Bradenton Police ramp up Business Trespass Program to address trespassing issue downtown

Bradenton Police Program Addresses Trespassing Downtown

BRADENTON, Fla. (WWSB) - A serious trespassing issue in Downtown Bradenton led police to launch a program designed to protect business owners.

It’s called the Bradenton Business Trespass Program. Participating business owners have signs posted strategically to warn people that if they don’t leave when they’re asked, they could be arrested.

Employees at Jake’s Automotive in Downtown Bradenton said it’s an issue they see that’s only getting worse. Just after lunch on Thursday, employees had to gently ask a homeless man to leave their property.

“Throughout the day, they’ll come through the parking lot," explained Matt Baer, shop technician for Jake’s Automotive. “Usually if a customer would be sitting out there reading, they may ask, ‘Can I get some money?’ And give a sob story.”

But at this point, it’s more than just a nuisance.

“They pee, they defecate behind our dumpster," Baer explained. "The homeless people decide to drag stuff out of our dumpsters, leave it all piled everywhere, set up camp on the sides of our shop. It’s gotten really out of hand around here.”

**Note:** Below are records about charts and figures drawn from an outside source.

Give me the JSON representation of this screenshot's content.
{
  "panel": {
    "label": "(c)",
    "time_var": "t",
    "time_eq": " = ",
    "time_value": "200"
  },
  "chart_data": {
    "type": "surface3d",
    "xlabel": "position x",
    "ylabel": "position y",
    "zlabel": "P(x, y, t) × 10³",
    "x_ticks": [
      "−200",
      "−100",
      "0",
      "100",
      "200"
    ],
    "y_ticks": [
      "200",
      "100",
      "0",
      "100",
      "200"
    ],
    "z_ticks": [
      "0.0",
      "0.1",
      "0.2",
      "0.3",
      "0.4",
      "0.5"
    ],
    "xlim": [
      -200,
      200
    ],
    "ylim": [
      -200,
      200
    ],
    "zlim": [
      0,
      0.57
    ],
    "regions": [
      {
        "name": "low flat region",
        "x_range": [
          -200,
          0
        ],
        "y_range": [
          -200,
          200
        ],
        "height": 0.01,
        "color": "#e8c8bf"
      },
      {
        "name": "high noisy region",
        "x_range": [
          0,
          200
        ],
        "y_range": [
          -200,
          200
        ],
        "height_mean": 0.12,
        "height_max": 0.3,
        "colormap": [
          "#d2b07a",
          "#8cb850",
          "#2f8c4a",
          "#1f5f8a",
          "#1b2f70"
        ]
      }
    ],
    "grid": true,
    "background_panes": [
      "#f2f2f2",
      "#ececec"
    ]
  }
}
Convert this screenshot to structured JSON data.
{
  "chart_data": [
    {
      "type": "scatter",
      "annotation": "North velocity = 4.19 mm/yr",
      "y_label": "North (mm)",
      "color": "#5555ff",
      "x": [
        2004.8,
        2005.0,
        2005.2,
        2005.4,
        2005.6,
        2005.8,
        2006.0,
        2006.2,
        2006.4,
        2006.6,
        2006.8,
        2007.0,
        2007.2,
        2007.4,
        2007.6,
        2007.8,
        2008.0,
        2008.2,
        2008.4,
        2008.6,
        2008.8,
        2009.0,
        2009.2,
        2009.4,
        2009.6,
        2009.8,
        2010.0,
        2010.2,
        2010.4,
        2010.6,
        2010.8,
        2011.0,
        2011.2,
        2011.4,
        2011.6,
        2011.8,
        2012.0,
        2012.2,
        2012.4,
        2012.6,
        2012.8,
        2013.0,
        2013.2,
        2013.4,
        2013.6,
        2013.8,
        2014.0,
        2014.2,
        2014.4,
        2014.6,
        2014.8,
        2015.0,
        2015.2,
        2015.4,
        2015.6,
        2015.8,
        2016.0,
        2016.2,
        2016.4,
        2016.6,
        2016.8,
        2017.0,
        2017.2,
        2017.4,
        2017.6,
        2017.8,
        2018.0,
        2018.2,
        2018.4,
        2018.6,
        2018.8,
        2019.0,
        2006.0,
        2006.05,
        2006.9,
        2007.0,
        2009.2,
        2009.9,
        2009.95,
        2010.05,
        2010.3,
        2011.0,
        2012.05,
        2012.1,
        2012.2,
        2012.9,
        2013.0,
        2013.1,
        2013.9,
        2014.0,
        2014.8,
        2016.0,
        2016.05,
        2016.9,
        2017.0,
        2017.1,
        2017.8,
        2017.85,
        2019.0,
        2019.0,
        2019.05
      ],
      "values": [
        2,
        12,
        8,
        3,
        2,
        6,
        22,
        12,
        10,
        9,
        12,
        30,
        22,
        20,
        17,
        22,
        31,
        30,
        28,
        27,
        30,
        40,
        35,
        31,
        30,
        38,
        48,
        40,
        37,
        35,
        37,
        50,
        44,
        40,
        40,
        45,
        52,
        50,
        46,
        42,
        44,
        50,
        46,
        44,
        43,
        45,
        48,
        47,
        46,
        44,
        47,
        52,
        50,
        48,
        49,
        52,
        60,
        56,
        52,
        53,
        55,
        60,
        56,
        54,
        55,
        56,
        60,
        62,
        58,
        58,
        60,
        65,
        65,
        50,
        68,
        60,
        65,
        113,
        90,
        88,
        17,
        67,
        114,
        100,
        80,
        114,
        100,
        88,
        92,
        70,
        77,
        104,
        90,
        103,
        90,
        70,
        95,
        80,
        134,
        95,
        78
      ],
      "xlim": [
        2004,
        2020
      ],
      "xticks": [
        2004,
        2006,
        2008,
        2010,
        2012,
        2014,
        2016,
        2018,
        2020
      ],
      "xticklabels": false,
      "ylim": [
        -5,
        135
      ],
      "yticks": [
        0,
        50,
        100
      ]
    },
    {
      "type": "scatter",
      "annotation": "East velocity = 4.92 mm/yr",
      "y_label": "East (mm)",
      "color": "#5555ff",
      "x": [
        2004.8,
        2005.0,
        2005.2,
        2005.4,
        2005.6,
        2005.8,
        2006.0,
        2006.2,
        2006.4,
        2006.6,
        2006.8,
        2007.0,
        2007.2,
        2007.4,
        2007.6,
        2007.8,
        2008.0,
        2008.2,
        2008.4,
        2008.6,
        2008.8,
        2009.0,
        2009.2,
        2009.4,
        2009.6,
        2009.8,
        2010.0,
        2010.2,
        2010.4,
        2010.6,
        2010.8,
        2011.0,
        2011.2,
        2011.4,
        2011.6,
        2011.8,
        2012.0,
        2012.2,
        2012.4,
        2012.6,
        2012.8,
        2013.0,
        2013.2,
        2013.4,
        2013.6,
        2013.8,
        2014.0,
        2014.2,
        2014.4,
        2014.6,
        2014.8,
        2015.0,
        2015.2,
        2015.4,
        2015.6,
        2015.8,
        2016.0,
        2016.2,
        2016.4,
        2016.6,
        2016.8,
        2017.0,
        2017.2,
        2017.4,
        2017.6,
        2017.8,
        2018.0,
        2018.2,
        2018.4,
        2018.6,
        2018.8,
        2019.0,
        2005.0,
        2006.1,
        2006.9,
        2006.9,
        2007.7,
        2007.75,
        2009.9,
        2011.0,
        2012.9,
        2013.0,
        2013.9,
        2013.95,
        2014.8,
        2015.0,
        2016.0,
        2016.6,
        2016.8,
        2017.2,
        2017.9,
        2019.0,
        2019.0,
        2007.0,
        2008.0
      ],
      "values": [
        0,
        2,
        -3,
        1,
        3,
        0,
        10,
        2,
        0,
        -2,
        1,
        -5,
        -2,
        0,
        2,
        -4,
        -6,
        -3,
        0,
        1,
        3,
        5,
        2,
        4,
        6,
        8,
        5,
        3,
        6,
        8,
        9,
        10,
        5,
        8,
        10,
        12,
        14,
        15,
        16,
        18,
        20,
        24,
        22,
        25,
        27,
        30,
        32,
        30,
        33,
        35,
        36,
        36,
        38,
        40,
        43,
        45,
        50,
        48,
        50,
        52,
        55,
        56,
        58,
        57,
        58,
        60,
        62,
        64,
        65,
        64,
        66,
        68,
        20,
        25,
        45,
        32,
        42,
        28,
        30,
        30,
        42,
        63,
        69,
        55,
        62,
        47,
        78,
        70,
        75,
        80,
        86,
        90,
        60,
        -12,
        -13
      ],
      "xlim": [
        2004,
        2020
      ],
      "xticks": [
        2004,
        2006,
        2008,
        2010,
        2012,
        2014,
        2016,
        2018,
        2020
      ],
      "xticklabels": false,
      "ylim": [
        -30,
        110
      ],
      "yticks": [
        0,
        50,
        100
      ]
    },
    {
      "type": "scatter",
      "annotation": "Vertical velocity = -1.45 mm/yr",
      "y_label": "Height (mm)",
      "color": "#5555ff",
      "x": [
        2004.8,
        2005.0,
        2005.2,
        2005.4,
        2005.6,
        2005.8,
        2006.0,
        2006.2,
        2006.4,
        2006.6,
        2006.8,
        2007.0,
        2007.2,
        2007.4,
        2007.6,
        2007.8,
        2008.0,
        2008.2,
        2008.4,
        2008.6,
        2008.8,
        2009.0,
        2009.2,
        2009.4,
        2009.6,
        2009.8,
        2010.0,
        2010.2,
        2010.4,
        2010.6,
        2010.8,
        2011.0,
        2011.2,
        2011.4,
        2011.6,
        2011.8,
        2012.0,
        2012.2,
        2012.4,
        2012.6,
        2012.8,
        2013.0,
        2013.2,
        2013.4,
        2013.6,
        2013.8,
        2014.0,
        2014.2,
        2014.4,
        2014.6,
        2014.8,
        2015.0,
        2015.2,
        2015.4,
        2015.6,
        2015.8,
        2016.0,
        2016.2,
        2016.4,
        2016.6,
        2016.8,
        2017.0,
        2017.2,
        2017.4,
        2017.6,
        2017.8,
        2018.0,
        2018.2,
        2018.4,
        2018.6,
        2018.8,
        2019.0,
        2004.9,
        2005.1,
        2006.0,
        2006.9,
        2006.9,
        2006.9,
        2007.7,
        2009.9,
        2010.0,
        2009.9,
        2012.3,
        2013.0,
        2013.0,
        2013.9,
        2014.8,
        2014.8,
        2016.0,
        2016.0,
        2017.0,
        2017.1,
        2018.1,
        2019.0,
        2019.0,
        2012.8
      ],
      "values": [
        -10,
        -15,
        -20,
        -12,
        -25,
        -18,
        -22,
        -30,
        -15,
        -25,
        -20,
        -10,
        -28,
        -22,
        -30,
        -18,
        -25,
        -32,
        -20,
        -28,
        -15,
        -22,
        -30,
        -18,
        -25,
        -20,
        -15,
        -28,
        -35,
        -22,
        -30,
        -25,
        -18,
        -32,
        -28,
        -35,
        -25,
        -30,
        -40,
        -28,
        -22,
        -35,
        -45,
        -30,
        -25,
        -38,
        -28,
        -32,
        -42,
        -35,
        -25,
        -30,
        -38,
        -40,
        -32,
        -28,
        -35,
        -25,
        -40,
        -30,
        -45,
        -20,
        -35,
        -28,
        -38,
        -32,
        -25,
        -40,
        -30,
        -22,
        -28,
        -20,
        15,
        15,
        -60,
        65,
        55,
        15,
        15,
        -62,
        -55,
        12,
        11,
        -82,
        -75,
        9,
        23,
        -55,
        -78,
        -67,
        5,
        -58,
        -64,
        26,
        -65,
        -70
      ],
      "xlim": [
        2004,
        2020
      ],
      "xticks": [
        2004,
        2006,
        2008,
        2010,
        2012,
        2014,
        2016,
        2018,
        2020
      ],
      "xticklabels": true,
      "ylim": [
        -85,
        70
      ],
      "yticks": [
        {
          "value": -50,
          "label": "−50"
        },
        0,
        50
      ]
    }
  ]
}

Here and several other locations in Downtown Bradenton, too.

“It’s common, especially in a downtown urban setting in a city," said Captain Brian Thiers with the Bradenton Police Department.

Bradenton Police launched the Business Trespass Program to help address this issue. More than 100 business owners have enrolled. In the month of August alone, police said 45 people were caught trespassing under the program.

“You have everything from someone who is mentally ill, homeless, could be intoxicated or sick, you don’t know," Captain Thiers explained. "So you come across someone laying across the door step of your property, it’s uneasy, it’s nerve-wracking.”

But Captain Brian Thiers said it’s not just the homeless.

“We’ll receive calls [from people saying], ‘Hey, I just drove by a business, saw somebody looking in the windows, can you guys check that out?’” Thiers explained. "And we also have our officers proactive on the ground.”

This program gives officers the rights to enter the property and issue a trespass warning without an owner having to be present. The new participants said it’s already making a difference.

“Since we’ve done that, we tell them we’re gonna call law enforcement right away," Baer said.